In Folge ist der Bedarf an präzisen und zuverlässigen PNT-Daten insbesondere für Entwicklungsfortschritte im Bereich von autonomen Fahrzeugen, 6G Netzwerktechnologien bzw. cyber-physischen Systemen höher denn je. Im Zuge des gesteigerten Bedarfs wird der opportunistischen Navigation in den letzten Jahren gesteigerte Aufmerksamkeit zuteil. Opportunistische Navigation bezeichnet dabei ein Paradigma, das sich auf die Nutzung von Funksignalen aus der Umgebung (Signals of Opportunity, SOP), die ursprünglich nicht zur Verwendung für PNT-Funktionen vorgesehen waren, stützt. In verschiedenen Studien wurde insbesondere die Nutzung von terrestrischen SOPs wie z. B. AM/FM-Radio-Signale, Mobilfunksignale und digitale Fernsehsignale erforscht. Durch die zunehmende Realisierung von LEO-Satelliten-Megakonstellationen (Low Earth Orbit, LEO) haben aktuelle Studien auch die Nutzung nicht-terrestrischer SOPs zum Gegenstand der Forschung gemacht, um die Entwicklung einer LEO-Satellitengestützten opportunistischen Navigation zu ermöglichen.

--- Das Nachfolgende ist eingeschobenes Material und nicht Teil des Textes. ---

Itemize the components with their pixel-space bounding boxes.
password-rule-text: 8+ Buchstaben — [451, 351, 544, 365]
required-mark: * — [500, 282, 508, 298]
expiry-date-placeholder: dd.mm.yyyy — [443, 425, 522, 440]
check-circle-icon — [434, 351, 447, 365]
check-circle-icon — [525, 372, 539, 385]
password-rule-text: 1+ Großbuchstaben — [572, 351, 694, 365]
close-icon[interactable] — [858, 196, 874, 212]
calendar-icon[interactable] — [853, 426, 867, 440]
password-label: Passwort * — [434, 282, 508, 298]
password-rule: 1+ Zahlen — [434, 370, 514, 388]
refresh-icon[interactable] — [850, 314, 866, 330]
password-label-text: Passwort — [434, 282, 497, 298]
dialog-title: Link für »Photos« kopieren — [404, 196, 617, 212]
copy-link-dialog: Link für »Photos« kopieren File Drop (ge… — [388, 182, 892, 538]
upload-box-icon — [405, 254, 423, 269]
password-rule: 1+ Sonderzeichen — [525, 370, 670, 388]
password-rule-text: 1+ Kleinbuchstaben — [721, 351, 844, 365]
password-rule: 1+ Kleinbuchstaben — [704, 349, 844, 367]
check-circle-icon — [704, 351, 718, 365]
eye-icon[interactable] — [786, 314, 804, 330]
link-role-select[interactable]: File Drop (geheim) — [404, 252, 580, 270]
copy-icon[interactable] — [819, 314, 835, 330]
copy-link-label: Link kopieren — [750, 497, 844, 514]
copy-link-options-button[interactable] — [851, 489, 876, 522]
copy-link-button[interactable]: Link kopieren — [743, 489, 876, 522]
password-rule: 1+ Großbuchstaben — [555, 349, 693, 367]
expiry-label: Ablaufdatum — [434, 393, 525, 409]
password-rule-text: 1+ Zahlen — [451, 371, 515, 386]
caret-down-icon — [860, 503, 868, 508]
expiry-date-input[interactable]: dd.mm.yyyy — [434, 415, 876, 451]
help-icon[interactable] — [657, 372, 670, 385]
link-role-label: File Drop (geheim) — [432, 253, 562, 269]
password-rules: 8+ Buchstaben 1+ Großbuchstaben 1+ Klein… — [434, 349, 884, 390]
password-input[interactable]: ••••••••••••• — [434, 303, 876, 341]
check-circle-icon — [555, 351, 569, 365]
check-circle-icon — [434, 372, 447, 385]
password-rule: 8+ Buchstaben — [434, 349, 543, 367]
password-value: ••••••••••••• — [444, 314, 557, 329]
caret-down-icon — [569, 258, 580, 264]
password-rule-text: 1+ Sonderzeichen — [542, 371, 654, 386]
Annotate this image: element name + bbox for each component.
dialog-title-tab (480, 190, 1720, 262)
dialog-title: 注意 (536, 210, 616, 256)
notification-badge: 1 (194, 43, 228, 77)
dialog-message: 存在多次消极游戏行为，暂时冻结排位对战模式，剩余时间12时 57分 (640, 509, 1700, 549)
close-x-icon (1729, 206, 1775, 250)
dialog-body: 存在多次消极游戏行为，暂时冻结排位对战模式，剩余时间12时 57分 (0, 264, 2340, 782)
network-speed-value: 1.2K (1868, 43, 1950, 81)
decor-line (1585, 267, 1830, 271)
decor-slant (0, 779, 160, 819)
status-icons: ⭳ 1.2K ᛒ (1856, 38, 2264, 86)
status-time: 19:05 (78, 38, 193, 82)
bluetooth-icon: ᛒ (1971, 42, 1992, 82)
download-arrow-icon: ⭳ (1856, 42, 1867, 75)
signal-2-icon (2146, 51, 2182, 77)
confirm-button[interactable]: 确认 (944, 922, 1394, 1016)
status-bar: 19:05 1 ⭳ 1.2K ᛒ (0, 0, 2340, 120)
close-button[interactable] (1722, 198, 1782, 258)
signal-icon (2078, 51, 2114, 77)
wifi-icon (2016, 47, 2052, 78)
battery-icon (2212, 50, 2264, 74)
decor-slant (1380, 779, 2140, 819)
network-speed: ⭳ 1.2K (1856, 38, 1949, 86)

Erwartete Vorteile der LEO-Satellitengestützten opportunistischen Navigation liegen in der (kostenlos) nutzbaren Infrastruktur, der hohen Signalleistung im Vergleich zu GNSS-Signalen und der hohen Frequenz-Diversität bei Verwendung unterschiedlicher Systeme. Nachteile ergeben sich daraus, dass SOPs ursprünglich nicht zur Verwendung für PNT-Funktionen vorgesehen waren und entsprechend nicht für Navigationszwecke optimiert sind. So sind bei LEO-Satelliten im Gegensatz zu GNSS-Satelliten im Allgemeinen genaue Informationen über Positionen und Taktfehler nicht verfügbar. Dieser Herausforderung wird u. a. mit einem simultanen Tracking- und Navigationsansatz (Simultaneous Tracking And Navigation, STAN) begegnet. Dabei funktioniert STAN im Prinzip wie ein herkömmliches, eng gekoppeltes GNSS-gestütztes Trägheitsnavigationssystem (Inertial Navigation System, INS). Im Unterschied werden jedoch gleichzeitig mit den Zuständen des navigierenden Fahrzeugs auch die Position und der Taktzustand des LEO-Satelliten geschätzt, da diese dem fahrzeugmontierten Empfänger unbekannt sind. Zudem werden anstelle von GNSS-Pseudoentfernungen, Pseudoentfernungs-, Doppler- und/oder Trägerphasenmessungen aus den Signalen der LEO-Satelliten extrahiert, um das INS des Fahrzeugs zu unterstützen.

In Experimenten mit bodengebundenen Fahrzeugen wird das GNSS-Signal nach einer bestimmten Wegstrecke bzw. Zeit abgeschaltet und die Prognosefehler (root mean-squared errors, RMSEs) zwischen den GNSS-basierten und den LEO-basierten INS des Fahrzeugs verglichen. Interessanterweise sind die Ergebnisse der LEO-Satellitengestützten opportunistischen Navigation weniger fehlerbehaftet als die GNSS-basierten Navigationsergebnisse. Konkret legte ein Fahrzeug in einem kürzlich durchgeführten Test eine Stecke von 4,05 km in 140 s zurück (ca. 104 km/h Durchschnittsgeschwindigkeit). Der Positions-RMSE des GNSS-gestützten INS-Systems betrug nach Abschaltung des GNSS-Signals 1.865 m, wohingegen der RMSE des LEO-gestützten INS lediglich 18,3 m betrug.

Obwohl das Potenzial der LEO-Satellitengestützten opportunistischen Navigation für die Anwendung in Fahrzeugen und unbemannten Luftfahrzeugen aufgezeigt wird, sind weitere Tests erforderlich, um festzustellen, ob dies im Allgemeinen und für eine breite Anwendbarkeit der LEO-Satellitengestützten opportunistischen Navigation zutrifft.